Biyofilik Tasarım Nedir?
İnsanlar, milyonlarca yıl boyunca doğayla iç içe yaşadı: güneş ışığına maruz kaldı, mevsim döngüleriyle yaşadı ve canlı ekosistemlerle sürekli temas kurdu. Ancak modern şehirler bu doğal uyumu bozuyor. Yapay ışıklar sirkadiyen ritmi bozarken, gömülü su sistemleri ve araç odaklı altyapı doğayla bağlantımızı koparıyor.
Tıp profesörü Dr. Aruni Bhatnagar, çevresel etkenlerin insan genetiği üzerindeki anlık etkilerini inceliyor. Bulgular gösteriyor ki, şehir yaşamı yalnızca alışkanlıklarımızı değil, biyolojik işleyişimizi de değiştiriyor.
Biyofilik Şehirler
Biyofilik şehirler, doğayı yalnızca estetik bir unsur değil, sağlık için temel bir altyapı olarak görüyor. Bu şehirlerde doğayla temas günlük yaşamın ayrılmaz parçası haline geliyor. Yaya öncelikli yollar, topluluk etkileşimini teşvik eden alanlar ve gıda üretimi gibi unsurlar, insan biyolojisiyle uyumlu bir yaşam alanı sunuyor.
Bu yaklaşım, yüksek kent yoğunluğunun sağlıkla çelişmek zorunda olmadığını gösteriyor. Aksine, biyofilik tasarım ile her ikisi bir arada mümkün hale geliyor.

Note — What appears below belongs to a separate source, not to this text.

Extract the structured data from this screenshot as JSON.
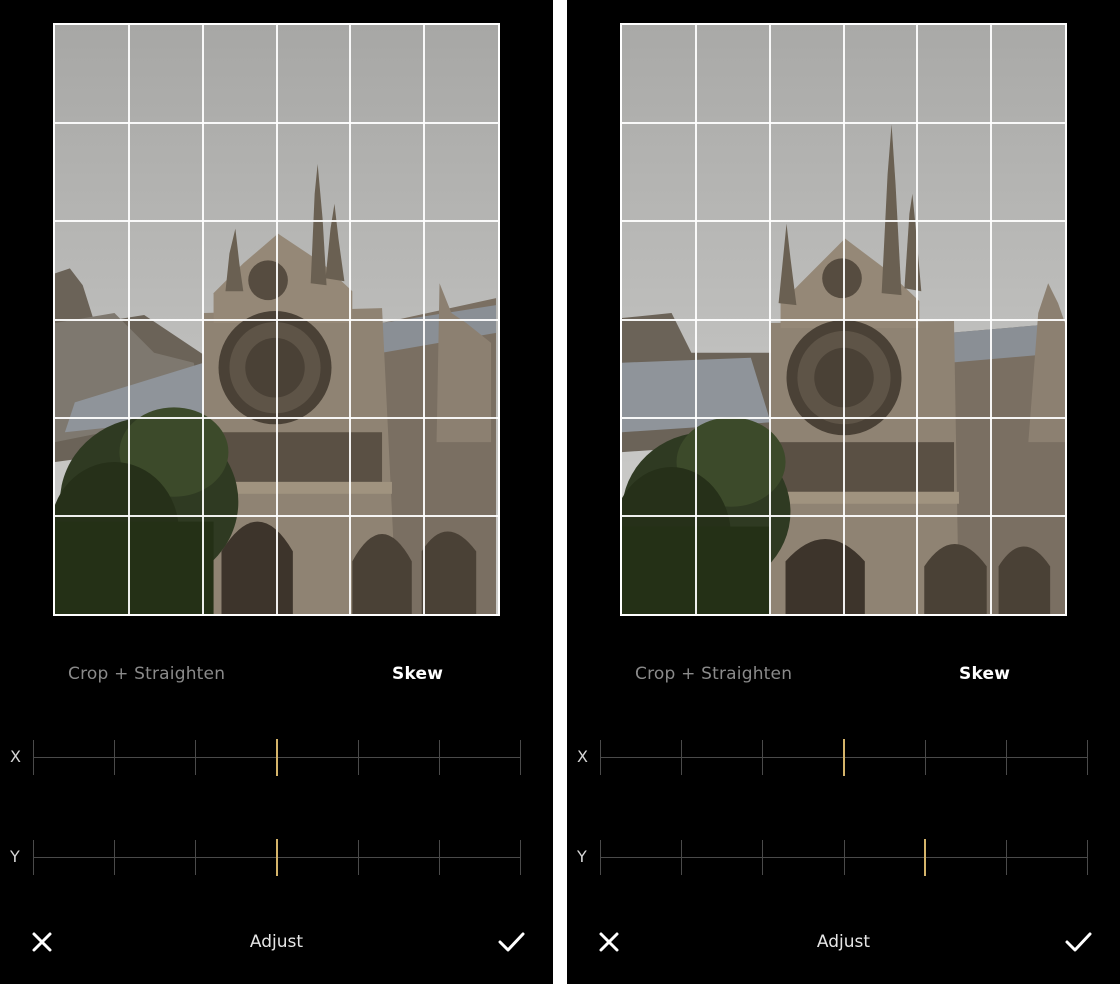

Serenbe: Doğayla Uyumlu Sıfırdan İnşa Edilmiş Topluluk
Atlanta dışında kurulan Serenbe, biyofilik şehir anlayışının sıfırdan inşa edilmiş bir örneği. Kurucuları Steve ve Marie Nygren, bu topluluğu başından beri insan biyolojisine uygun şekilde tasarladı.

70/30 Kuralı: Arazinin %70’i doğa koruma alanı, %30’u yapılaşma için ayrılmış.
Yürünebilirlik: 24 kilometrelik yürüyüş parkurları doğayla iç içe yaşamı destekliyor.
Sürdürülebilir Evler: Güneş ve jeotermal enerji ile çalışan, net sıfır enerji prensibine sahip evler.
Doğaya Entegre Altyapı: Biyolojik su arıtma sistemleri ve yenilebilir bitkilerle dolu peyzaj.
Bu modelde astım vakaları sıfır. Ayrıca eklem ağrıları azalıyor, sosyal bağlar güçleniyor. Doğa temelli mimari, insanların fiziksel ve ruhsal sağlığını doğrudan etkiliyor.
Austin: Mevcut Şehri Biyofilik İlkelere Göre Dönüştürmek
Teksas’ın başkenti Austin, mevcut kent yapısını biyofilik ilkelerle dönüştürmenin mümkün olduğunu gösteriyor. Belediye destekli programlar, doğayı şehre geri kazandırmayı hedefliyor.

NeighborWoods Programı
Her yıl 4.200’den fazla gölge, meyve ve süs ağacı şehir genelinde dağıtılıyor. Bu sayede:
Gıda güvenliği artırılıyor.
Ağaçlar yoluyla karbon salımı azaltılıyor.
Kent sakinlerinin doğayla etkileşimi güçleniyor.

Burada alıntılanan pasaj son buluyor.